The majority of banks raise specific provisions at the individual customer level without allocating provision coverage against individual products. However, to analyse product profitability effectively, it is necessary to review profitability at three levels: gross profit, net profit after deduction of operating costs and net profit after deduction of operating costs and specific bad debt provisions. It may therefore be necessary to modify provisioning procedures to ensure that specific provisions are established at the product as well as customer level. An associated issue is whether it is appropriate to designate general provisions to individual products (perhaps in relation to risk/asset weighting).

Claims can normally be identified by product or policy type, but may relate to products undertaken in previous accounting periods. As profit margins are squeezed, actuaries begin to examine the underwriting assumptions on which their calculations are based.

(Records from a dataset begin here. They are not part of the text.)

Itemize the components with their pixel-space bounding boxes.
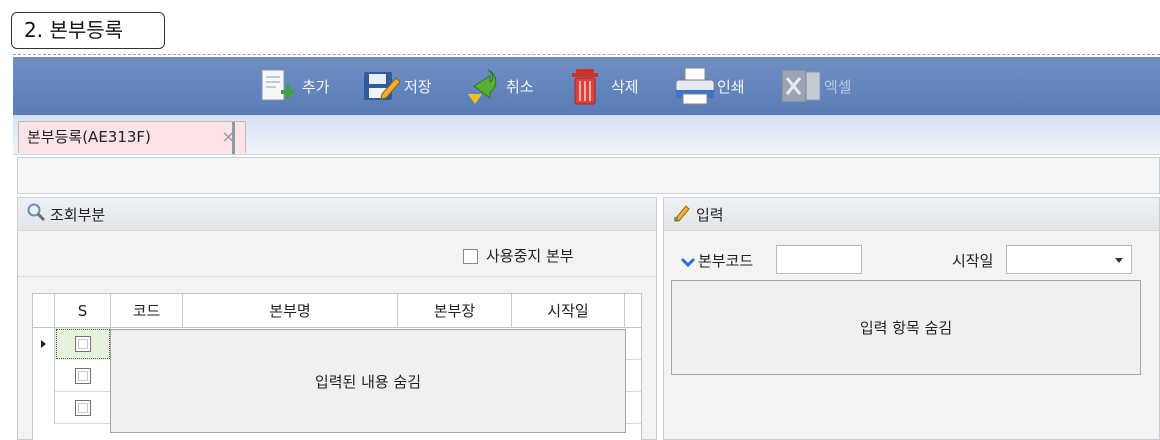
tab-edge-divider <box>232 122 235 154</box>
row-header <box>33 392 55 424</box>
printer-icon <box>673 64 715 108</box>
tab-bar: 본부등록(AE313F) × <box>13 115 1160 155</box>
input-panel-title: 입력 <box>696 205 724 224</box>
required-chevron-icon <box>680 255 696 273</box>
search-panel-title: 조회부분 <box>50 205 106 224</box>
input-panel-header: 입력 <box>664 198 1159 231</box>
grid-corner <box>33 294 55 328</box>
print-button-label: 인쇄 <box>717 77 745 96</box>
column-header-start-date[interactable]: 시작일 <box>512 294 625 328</box>
save-button-label: 저장 <box>404 77 432 96</box>
print-button[interactable]: 인쇄 <box>673 57 745 115</box>
delete-button-label: 삭제 <box>611 77 639 96</box>
grid-header: S 코드 본부명 본부장 시작일 <box>33 294 641 328</box>
row-select-cell[interactable] <box>55 328 111 360</box>
magnifier-icon <box>26 202 46 226</box>
add-document-icon <box>258 64 298 108</box>
cancel-button-label: 취소 <box>506 77 534 96</box>
hidden-input-notice: 입력 항목 숨김 <box>671 280 1141 375</box>
filter-row: 사용중지 본부 <box>18 231 656 277</box>
dashed-divider <box>13 54 1160 55</box>
add-button-label: 추가 <box>302 77 330 96</box>
section-title: 2. 본부등록 <box>11 12 165 49</box>
search-condition-bar <box>17 157 1160 194</box>
save-button[interactable]: 저장 <box>360 57 432 115</box>
trash-icon <box>567 64 607 108</box>
column-header-code[interactable]: 코드 <box>111 294 183 328</box>
inactive-filter-checkbox[interactable] <box>463 249 478 264</box>
cancel-button[interactable]: 취소 <box>462 57 534 115</box>
row-select-cell[interactable] <box>55 392 111 424</box>
delete-button[interactable]: 삭제 <box>567 57 639 115</box>
row-checkbox[interactable] <box>75 336 91 352</box>
excel-icon <box>780 64 821 108</box>
excel-button-label: 엑셀 <box>824 77 852 96</box>
start-date-label: 시작일 <box>952 252 994 270</box>
save-icon <box>360 64 401 108</box>
input-panel: 입력 본부코드 시작일 입력 항목 숨김 <box>663 197 1160 440</box>
code-label: 본부코드 <box>698 252 754 270</box>
current-row-arrow-icon <box>41 340 46 348</box>
inactive-filter-label: 사용중지 본부 <box>486 247 574 265</box>
tab-label: 본부등록(AE313F) <box>27 128 151 146</box>
tab-headquarters-registration[interactable]: 본부등록(AE313F) × <box>18 121 246 153</box>
dropdown-arrow-icon[interactable] <box>1115 258 1123 263</box>
row-header <box>33 328 55 360</box>
excel-button[interactable]: 엑셀 <box>780 57 852 115</box>
column-header-s[interactable]: S <box>55 294 111 328</box>
undo-arrow-icon <box>462 64 502 108</box>
toolbar: 추가 저장 취소 삭제 인쇄 엑셀 <box>13 57 1160 115</box>
row-header <box>33 360 55 392</box>
row-checkbox[interactable] <box>75 400 91 416</box>
search-panel-header: 조회부분 <box>18 198 656 231</box>
add-button[interactable]: 추가 <box>258 57 330 115</box>
hidden-content-notice: 입력된 내용 숨김 <box>110 329 626 433</box>
start-date-dropdown[interactable] <box>1006 245 1132 274</box>
code-field[interactable] <box>776 245 862 274</box>
column-header-name[interactable]: 본부명 <box>183 294 398 328</box>
column-header-manager[interactable]: 본부장 <box>398 294 512 328</box>
pencil-icon <box>672 202 692 226</box>
search-panel: 조회부분 사용중지 본부 S 코드 본부명 본부장 시작일 입력된 내용 숨김 <box>17 197 657 440</box>
row-checkbox[interactable] <box>75 368 91 384</box>
row-select-cell[interactable] <box>55 360 111 392</box>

Many insurers are now facing problems because they have not conducted their business on a sufficiently conservative basis and so are having difficulty meeting continuing administrative costs and claims received.

Increased technological developments in medicine also increase the incidence of claims on life assurance and health insurance as incidents can be traced back to insured risks (such as asbestosis). This tends to be most common in the USA. Policies that may generate claims relating to activities undertaken in past policy periods creating 'long tail exposure' give rise to further uncertainty on profit margins, such as employer's liability claims, relating to health hazards in the working environment, which may not be identified until years after the period of employment.